Quanto vale o voto do eleitor? O saudoso senador Evandro Carreira costumava bradar “Seu voto é uma bomba!”. A propaganda da Justiça Eleitoral convida o eleitor a decidir os destinos do País e os políticos tentam incutir na cabeça da população que “o voto é uma arma contra os maus políticos”. O que não se consegue no Brasil é o respeito ao voto do eleitor. Delega-se a um punhado de senadores, deputados e vereadores a representatividade da população nos parlamentos, mas acompanhe o que fazem os parlamentares no dia a dia. Negociam, tripudiam, praticam todo tipo de arbitrariedade para atender a interesses, que nunca é o interesse da maioria dos representados.
No Congresso Nacional, assistimos a um espetáculo deprimente nos últimos dias, e engana-se quem pensa que é diferente do cotidiano de Brasília. Quem acompanha o processo de impeachment da presidente Dilma Rousseff percebe o quão frágeis são os debates. Perdem-se dias em discussões que não levam a nada, porque as cartas estão marcadas. Não haverá mudança de posição, apresente-se o argumento que for. Bastou o PMDB desembarcar do governo e mostrar aos demais partidos a possiblidade de tomada do poder para arregimentar os que se sentiam pressionados pelas ruas. E assim se formou a maioria na Câmara dos Deputados pra aceitar o pedido de impeachment.
Enquanto uns apresentam-se nas TVs ao vivo, outros dos mesmos partidos já negociam cargos para o futuro novo governo, com a velha turma que perdeu a eleição, que foi rejeitada pelo voto da maioria, regida por Michel Temer, alguém que sempre esteve com a presidente desde os primeiros dias do primeiro governo. Nunca se viu uma crítica do vice-presidente, a não ser para reclamar do tratamento que recebia, como “vice decorativo”. Ora, foi o “vice decorativo” que assumiu, no ano passado, a articulação política do governo no Congresso.
Mas está tudo armado para o “vice decorativo” tomar o poder e distribuir os ministérios com a antiga oposição, que perdeu quatro eleições presidenciais seguidas. E não adianta querer novas eleições. Essa é a vontade da população brasileira, população que os parlamentares disseram, na votação do impeachment na Câmara dos Deputados, que representavam e atendiam porque havia um clamor pelo afastamento da presidente. Esses mesmos eleitores que queriam o impeachment da presidente, agora querem novas eleições.
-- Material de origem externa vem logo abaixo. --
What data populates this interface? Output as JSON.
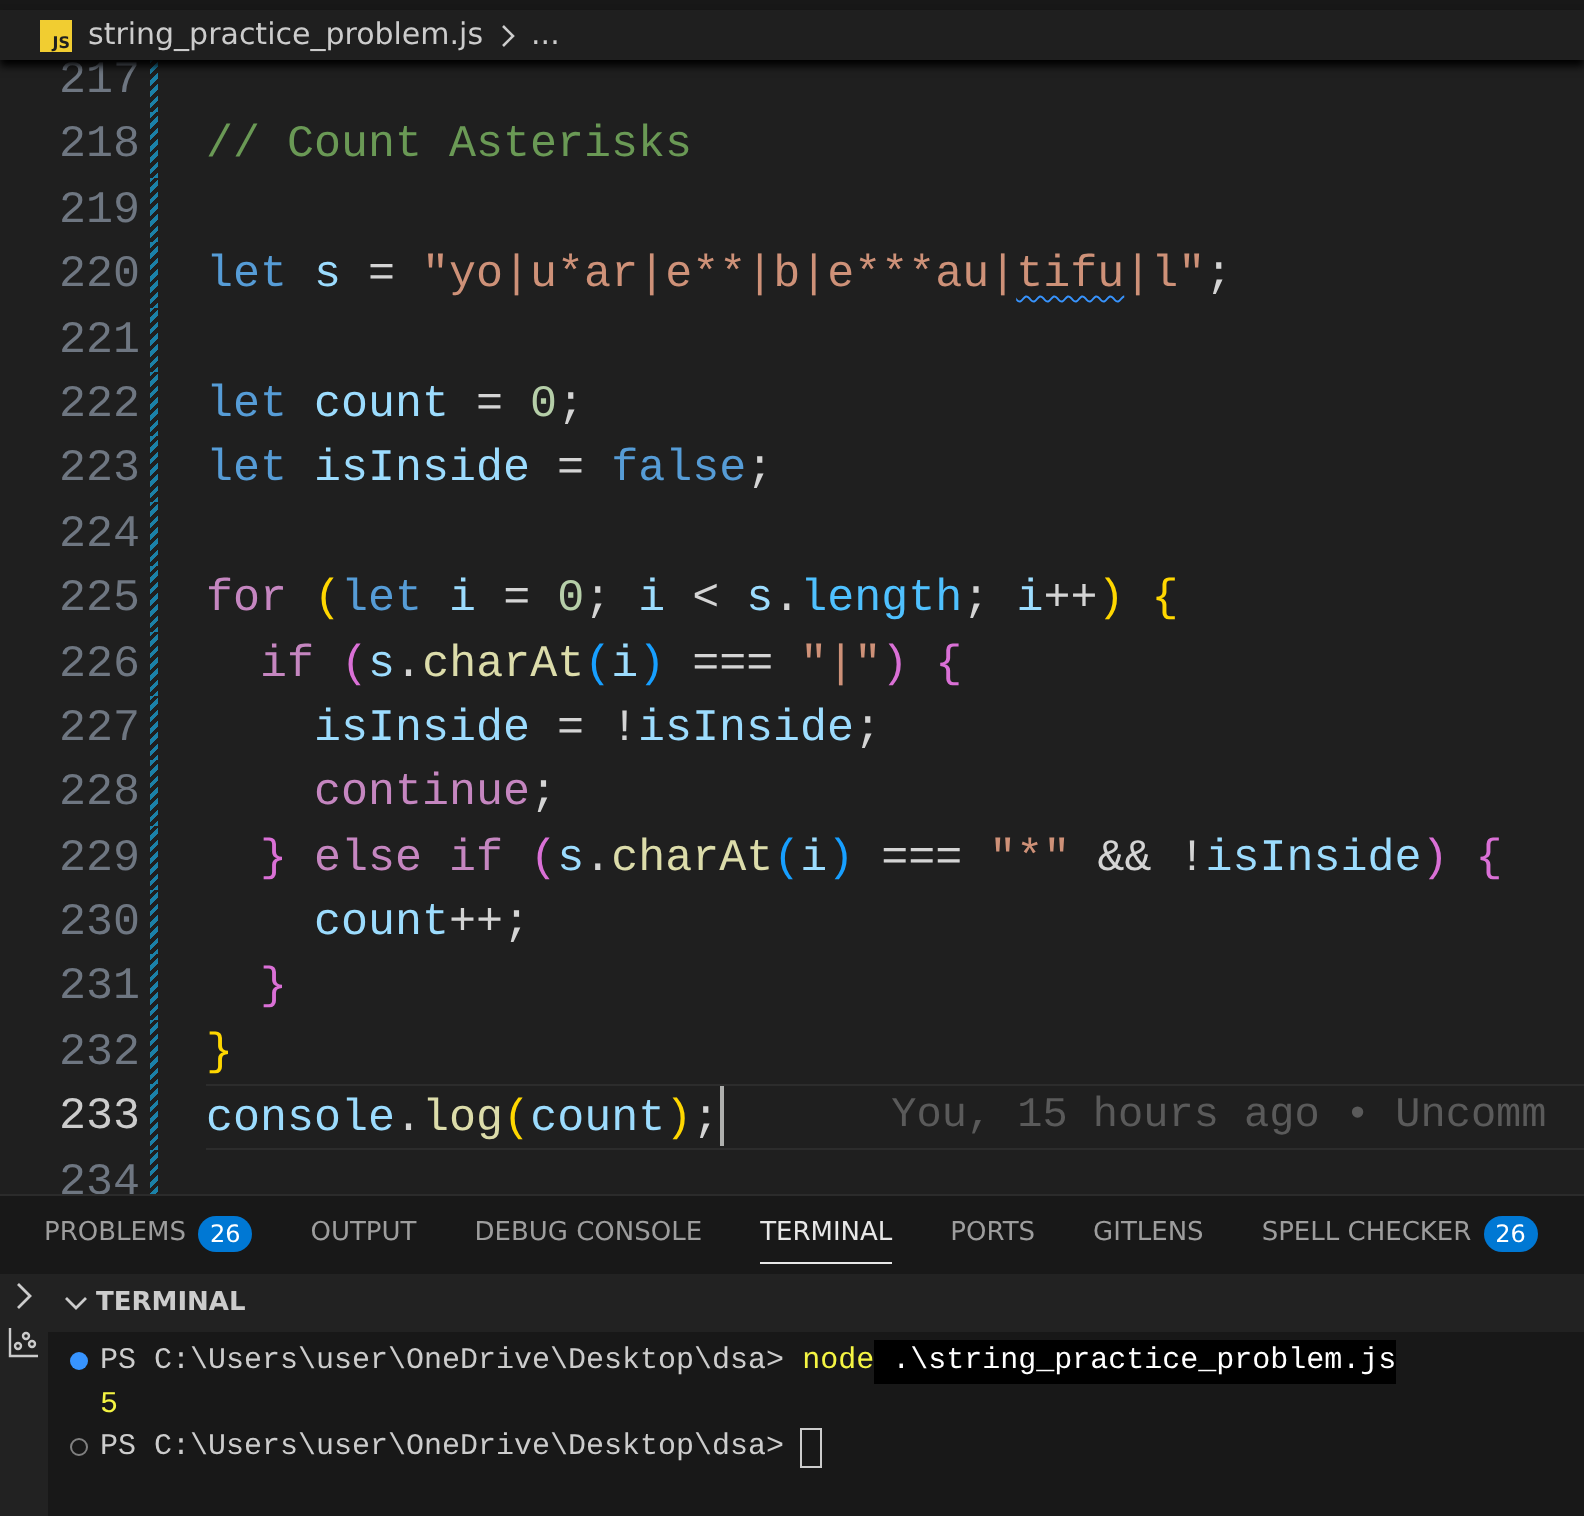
{
  "breadcrumb": {
    "file_icon": "JS",
    "file": "string_practice_problem.js",
    "more": "..."
  },
  "code_lines": [
    {
      "number": "217"
    },
    {
      "number": "218",
      "tokens": [
        {
          "text": "// Count Asterisks",
          "color": "#6a9955"
        }
      ]
    },
    {
      "number": "219"
    },
    {
      "number": "220",
      "tokens": [
        {
          "text": "let",
          "color": "#569cd6"
        },
        {
          "text": " s",
          "color": "#9cdcfe"
        },
        {
          "text": " =",
          "color": "#d4d4d4"
        },
        {
          "text": " \"yo|u*ar|e**|b|e***au|",
          "color": "#ce9178"
        },
        {
          "text": "tifu",
          "color": "#ce9178",
          "squiggle": true
        },
        {
          "text": "|l\"",
          "color": "#ce9178"
        },
        {
          "text": ";",
          "color": "#d4d4d4"
        }
      ]
    },
    {
      "number": "221"
    },
    {
      "number": "222",
      "tokens": [
        {
          "text": "let",
          "color": "#569cd6"
        },
        {
          "text": " count",
          "color": "#9cdcfe"
        },
        {
          "text": " =",
          "color": "#d4d4d4"
        },
        {
          "text": " 0",
          "color": "#b5cea8"
        },
        {
          "text": ";",
          "color": "#d4d4d4"
        }
      ]
    },
    {
      "number": "223",
      "tokens": [
        {
          "text": "let",
          "color": "#569cd6"
        },
        {
          "text": " isInside",
          "color": "#9cdcfe"
        },
        {
          "text": " =",
          "color": "#d4d4d4"
        },
        {
          "text": " false",
          "color": "#569cd6"
        },
        {
          "text": ";",
          "color": "#d4d4d4"
        }
      ]
    },
    {
      "number": "224"
    },
    {
      "number": "225",
      "tokens": [
        {
          "text": "for",
          "color": "#c586c0"
        },
        {
          "text": " (",
          "color": "#ffd700"
        },
        {
          "text": "let",
          "color": "#569cd6"
        },
        {
          "text": " i",
          "color": "#9cdcfe"
        },
        {
          "text": " =",
          "color": "#d4d4d4"
        },
        {
          "text": " 0",
          "color": "#b5cea8"
        },
        {
          "text": ";",
          "color": "#d4d4d4"
        },
        {
          "text": " i",
          "color": "#9cdcfe"
        },
        {
          "text": " <",
          "color": "#d4d4d4"
        },
        {
          "text": " s",
          "color": "#9cdcfe"
        },
        {
          "text": ".",
          "color": "#d4d4d4"
        },
        {
          "text": "length",
          "color": "#4fc1ff"
        },
        {
          "text": ";",
          "color": "#d4d4d4"
        },
        {
          "text": " i",
          "color": "#9cdcfe"
        },
        {
          "text": "++",
          "color": "#d4d4d4"
        },
        {
          "text": ")",
          "color": "#ffd700"
        },
        {
          "text": " {",
          "color": "#ffd700"
        }
      ]
    },
    {
      "number": "226",
      "tokens": [
        {
          "text": "  if",
          "color": "#c586c0"
        },
        {
          "text": " (",
          "color": "#da70d6"
        },
        {
          "text": "s",
          "color": "#9cdcfe"
        },
        {
          "text": ".",
          "color": "#d4d4d4"
        },
        {
          "text": "charAt",
          "color": "#dcdcaa"
        },
        {
          "text": "(",
          "color": "#179fff"
        },
        {
          "text": "i",
          "color": "#9cdcfe"
        },
        {
          "text": ")",
          "color": "#179fff"
        },
        {
          "text": " ===",
          "color": "#d4d4d4"
        },
        {
          "text": " \"|\"",
          "color": "#ce9178"
        },
        {
          "text": ")",
          "color": "#da70d6"
        },
        {
          "text": " {",
          "color": "#da70d6"
        }
      ]
    },
    {
      "number": "227",
      "tokens": [
        {
          "text": "    isInside",
          "color": "#9cdcfe"
        },
        {
          "text": " = !",
          "color": "#d4d4d4"
        },
        {
          "text": "isInside",
          "color": "#9cdcfe"
        },
        {
          "text": ";",
          "color": "#d4d4d4"
        }
      ]
    },
    {
      "number": "228",
      "tokens": [
        {
          "text": "    continue",
          "color": "#c586c0"
        },
        {
          "text": ";",
          "color": "#d4d4d4"
        }
      ]
    },
    {
      "number": "229",
      "tokens": [
        {
          "text": "  }",
          "color": "#da70d6"
        },
        {
          "text": " else",
          "color": "#c586c0"
        },
        {
          "text": " if",
          "color": "#c586c0"
        },
        {
          "text": " (",
          "color": "#da70d6"
        },
        {
          "text": "s",
          "color": "#9cdcfe"
        },
        {
          "text": ".",
          "color": "#d4d4d4"
        },
        {
          "text": "charAt",
          "color": "#dcdcaa"
        },
        {
          "text": "(",
          "color": "#179fff"
        },
        {
          "text": "i",
          "color": "#9cdcfe"
        },
        {
          "text": ")",
          "color": "#179fff"
        },
        {
          "text": " ===",
          "color": "#d4d4d4"
        },
        {
          "text": " \"*\"",
          "color": "#ce9178"
        },
        {
          "text": " && !",
          "color": "#d4d4d4"
        },
        {
          "text": "isInside",
          "color": "#9cdcfe"
        },
        {
          "text": ")",
          "color": "#da70d6"
        },
        {
          "text": " {",
          "color": "#da70d6"
        }
      ]
    },
    {
      "number": "230",
      "tokens": [
        {
          "text": "    count",
          "color": "#9cdcfe"
        },
        {
          "text": "++;",
          "color": "#d4d4d4"
        }
      ]
    },
    {
      "number": "231",
      "tokens": [
        {
          "text": "  }",
          "color": "#da70d6"
        }
      ]
    },
    {
      "number": "232",
      "tokens": [
        {
          "text": "}",
          "color": "#ffd700"
        }
      ]
    },
    {
      "number": "233",
      "current": true,
      "tokens": [
        {
          "text": "console",
          "color": "#9cdcfe"
        },
        {
          "text": ".",
          "color": "#d4d4d4"
        },
        {
          "text": "log",
          "color": "#dcdcaa"
        },
        {
          "text": "(",
          "color": "#ffd700"
        },
        {
          "text": "count",
          "color": "#9cdcfe"
        },
        {
          "text": ")",
          "color": "#ffd700"
        },
        {
          "text": ";",
          "color": "#d4d4d4"
        }
      ],
      "blame": "You, 15 hours ago • Uncomm"
    },
    {
      "number": "234"
    }
  ],
  "panel_tabs": [
    {
      "label": "PROBLEMS",
      "badge": "26",
      "selected": false
    },
    {
      "label": "OUTPUT",
      "selected": false
    },
    {
      "label": "DEBUG CONSOLE",
      "selected": false
    },
    {
      "label": "TERMINAL",
      "selected": true
    },
    {
      "label": "PORTS",
      "selected": false
    },
    {
      "label": "GITLENS",
      "selected": false
    },
    {
      "label": "SPELL CHECKER",
      "badge": "26",
      "selected": false
    }
  ],
  "terminal": {
    "title": "TERMINAL",
    "expanded": true,
    "lines": [
      {
        "kind": "command",
        "succeeded": true,
        "prompt": "PS C:\\Users\\user\\OneDrive\\Desktop\\dsa>",
        "command": "node",
        "args": " .\\string_practice_problem.js"
      },
      {
        "kind": "output",
        "text": "5"
      },
      {
        "kind": "prompt",
        "succeeded": false,
        "prompt": "PS C:\\Users\\user\\OneDrive\\Desktop\\dsa>"
      }
    ]
  }
}
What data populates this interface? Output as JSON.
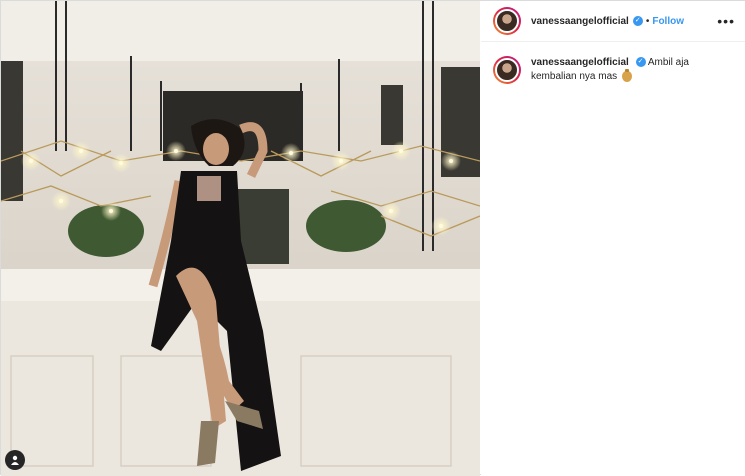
{
  "post": {
    "username": "vanessaangelofficial",
    "verified": true,
    "separator": "•",
    "follow_label": "Follow",
    "more_label": "•••",
    "caption_username": "vanessaangelofficial",
    "caption_text": "Ambil aja kembalian nya mas",
    "caption_emoji": "money-bag-icon"
  },
  "colors": {
    "accent": "#3897f0",
    "text": "#262626",
    "border": "#dbdbdb"
  }
}
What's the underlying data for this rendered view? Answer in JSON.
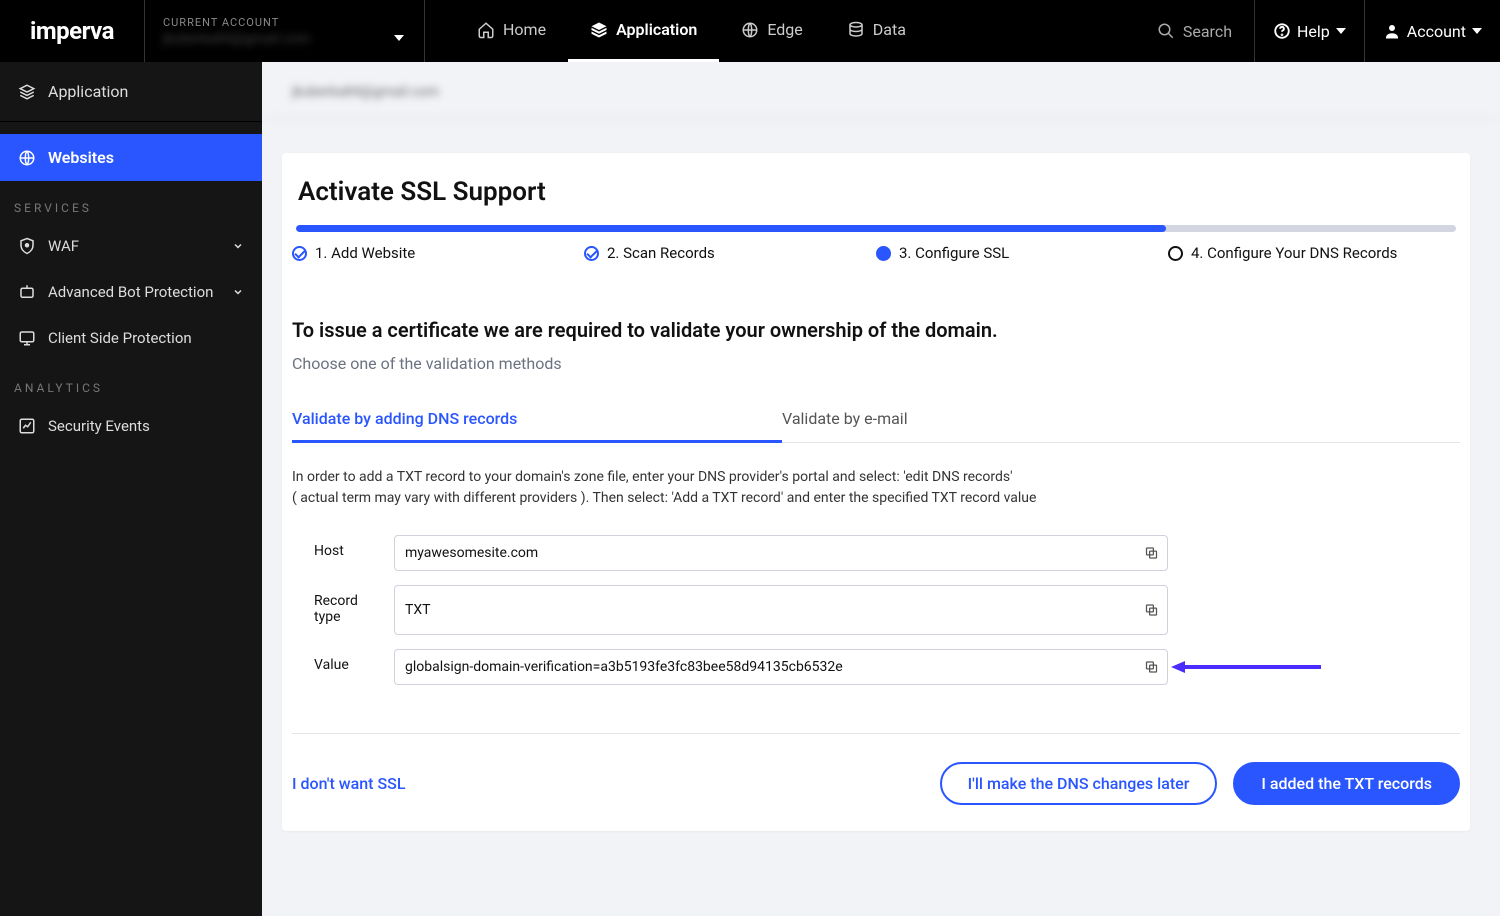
{
  "brand": "imperva",
  "accountSelector": {
    "label": "CURRENT ACCOUNT",
    "value": "jkuberka84@gmail.com"
  },
  "nav": {
    "home": "Home",
    "application": "Application",
    "edge": "Edge",
    "data": "Data",
    "search": "Search",
    "help": "Help",
    "account": "Account"
  },
  "sidebar": {
    "header": "Application",
    "websites": "Websites",
    "sections": {
      "services": "SERVICES",
      "analytics": "ANALYTICS"
    },
    "items": {
      "waf": "WAF",
      "abp": "Advanced Bot Protection",
      "csp": "Client Side Protection",
      "security_events": "Security Events"
    }
  },
  "breadcrumb": "jkuberka84@gmail.com",
  "page": {
    "title": "Activate SSL Support",
    "steps": {
      "s1": "1. Add Website",
      "s2": "2. Scan Records",
      "s3": "3. Configure SSL",
      "s4": "4. Configure Your DNS Records"
    },
    "heading": "To issue a certificate we are required to validate your ownership of the domain.",
    "subheading": "Choose one of the validation methods",
    "tabs": {
      "dns": "Validate by adding DNS records",
      "email": "Validate by e-mail"
    },
    "tab_desc_l1": "In order to add a TXT record to your domain's zone file, enter your DNS provider's portal and select: 'edit DNS records'",
    "tab_desc_l2": "( actual term may vary with different providers ). Then select: 'Add a TXT record' and enter the specified TXT record value",
    "fields": {
      "host_label": "Host",
      "host_value": "myawesomesite.com",
      "type_label": "Record type",
      "type_value": "TXT",
      "value_label": "Value",
      "value_value": "globalsign-domain-verification=a3b5193fe3fc83bee58d94135cb6532e"
    },
    "footer": {
      "cancel": "I don't want SSL",
      "later": "I'll make the DNS changes later",
      "done": "I added the TXT records"
    }
  }
}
Quem aposta que haverá novas eleições? O desenho que se forma aponta para outro rumo. A sede pelo poder jamais permitirá aos homens e mulheres do PMDB abrir mão de um mandato surrupiado no grito. Os partidos já estão se acomodando nos cargos e tudo ficará bem entre todos. Esse eleitor que foi às ruas pedir o fim da corrupção e a saída do PT e de Dilma do poder, não voltará tão cedo às manifestações, apostam os arquitetos do impeachment. Basta para isso que se prometa que tudo vai ser diferente.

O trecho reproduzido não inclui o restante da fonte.